Duke wrestling taking 'no excuses' heading into ACC wrestling championships

It is the postseason—there are no excuses.

After two weeks of practice and preparation, the Blue Devils will hit the mat Sunday for the ACC Wrestling Championships in Pittsburgh. As the regular season fades in the rearview mirror, they have to buckle down and prepare to grapple against the best competition in the conference.

“We’re in a great situation,” head coach Glen Lanham said. “No excuses. We haven’t had them all year long. If you’re sick, so what? Get out there and wrestle. That’s what is going to happen.”

No. 7 Conner Hartmann will lead Duke (11-7, 1-4 in the ACC) into the Steel City at 197 as the only member of the team receiving a No. 1 seed. The redshirt junior is undefeated against ACC opponents this season and boasts a 24-2 record overall.

If Hartmann wins one match he will qualify for nationals. With a second win, he will become the 22nd Blue Devil in program history to become an ACC tournament champion.

The Port Orchard, Wash., native receives a bye into the semifinals, and will face the winner of the opening round match between North Carolina’s Chip Ness and N.C. State’s Michael Boykin with a national tournament bid on the line.

“It doesn’t faze him, whether he is the fifth seed or the one seed,” Lanham said. “He is going train just as hard and he is going to go into the matches with the same approach. He is not going to be cautious, he is not going to sit back. The guy can be a great poker player after his career is done because his emotion doesn’t change.”

Aside from Hartmann, redshirt senior Immanuel Kerr-Brown and sophomore Jacob Kasper both received No. 2 seeds for the tournament at 157 and 184, respectively. If the grapplers win their opening matches, they will also qualify for nationals.

The rest of the Blue Devils received either a four, five or six seed for the tournament—each one needs multiple wins to extend the season beyond Pittsburgh. Although it may seem like his squad’s talent was discounted, Lanham is not discouraged by the draw.

“Even though I think they overlooked us and they gave us those seeds because ‘Hey, it’s Duke, we’re going to go ahead and give them the last seed,’ it couldn’t have been better for me,” Lanham said. “It turns out the way that I wanted it to. Now, you just have to get out there and wrestle.”

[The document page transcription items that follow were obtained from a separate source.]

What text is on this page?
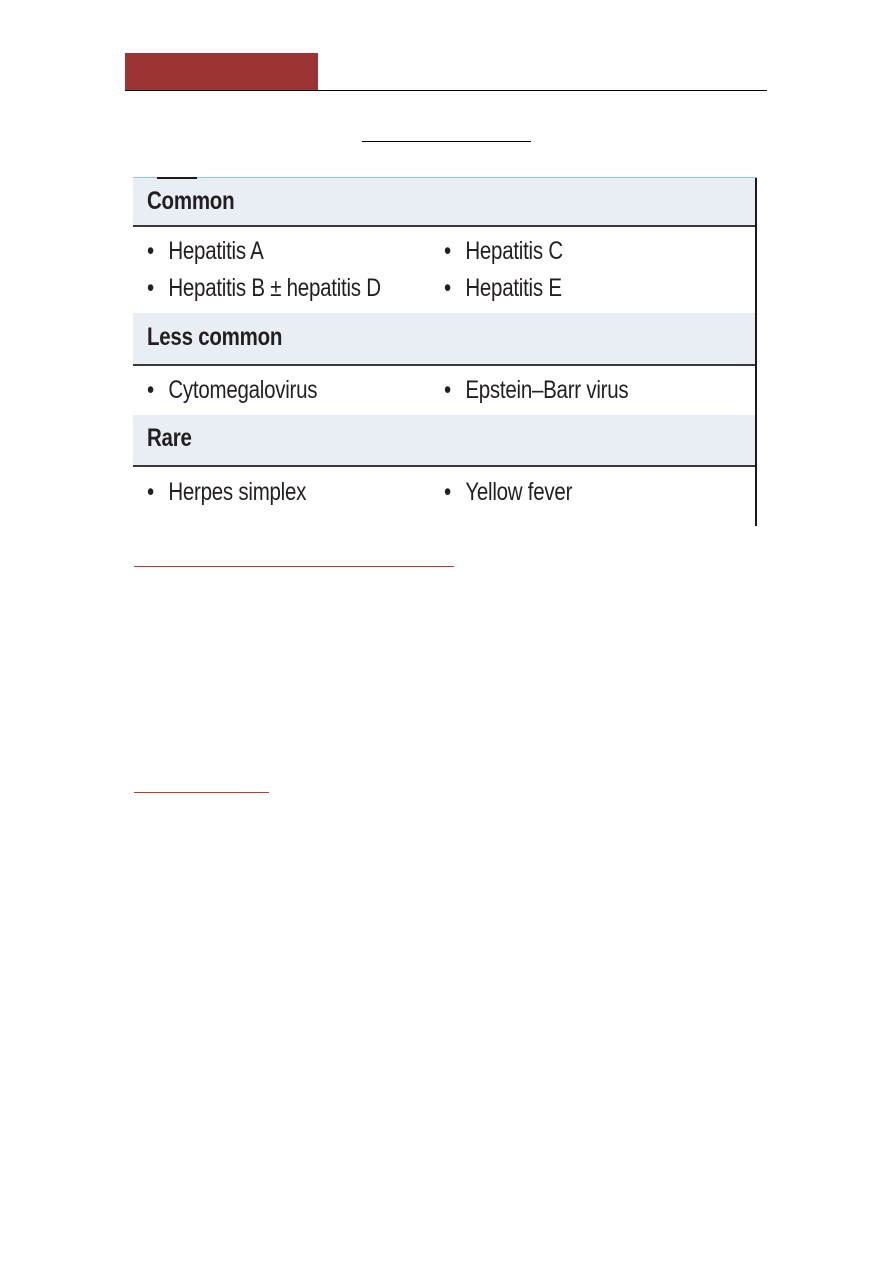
Common
• Hepatitis A	• Hepatitis C
• Hepatitis B ± hepatitis D	• Hepatitis E
Less common
• Cytomegalovirus	• Epstein–Barr virus
Rare
• Herpes simplex	• Yellow fever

Freshman standout Mitch Finesilver received the low No. 6 seed at 133, but has had success this year. Wrestling to a 9-5 overall record—including a tournament victory at the Appalachian State Open—the Greenwood Village, Colo., native is poised to make a run. He faces off against No. 3 seed Kevin Norstrem of Virginia Tech—who he defeated on the road this season—in his opening match.

“If you’re Virginia Tech, you got majored by that kid in a dual,” Lanham said. “Finesilver wasn’t at his best then. You’re worried about that match.”

Although Duke has not wrestled in competition since Feb. 21 on the road against then-No. 15 Michigan—a 33-7 blowout loss—the team has been preparing by watching film, practicing and embracing its underdog role via motivation from opponents.

Following tight matches against then-No. 9 Virginia Tech and Michigan State, opposing head coaches made excuses for their poor performances against the Blue Devils. A leaky ceiling in Blacksburg, Va. and the flu in East Lansing, Mich. were both blamed for the success of the Blue Devil grapplers.

“That’s when you know you’re getting good, when people have to make excuses when you’re getting beat,” Lanham said. “I tell our guys, ‘There are no excuses. Michigan beat your butt and that’s bottom line. You got beat. Learn from it and get better. You’re not going to learn from anything if you make excuses.’”

Despite the most successful season in Durham in Lanham’s tenure, he is not satisfied—yet. With ACC titles and a bid to St. Louis to compete in the NCAA Wrestling Championships March 19-21 on the line, there is still a lot left for his wrestlers to compete for Sunday.

For him, the season does not end until the final whistle blows in the final match.

“There are no excuses,” Lanham said. “Seven minutes, two guys out there, you have to wrestle.”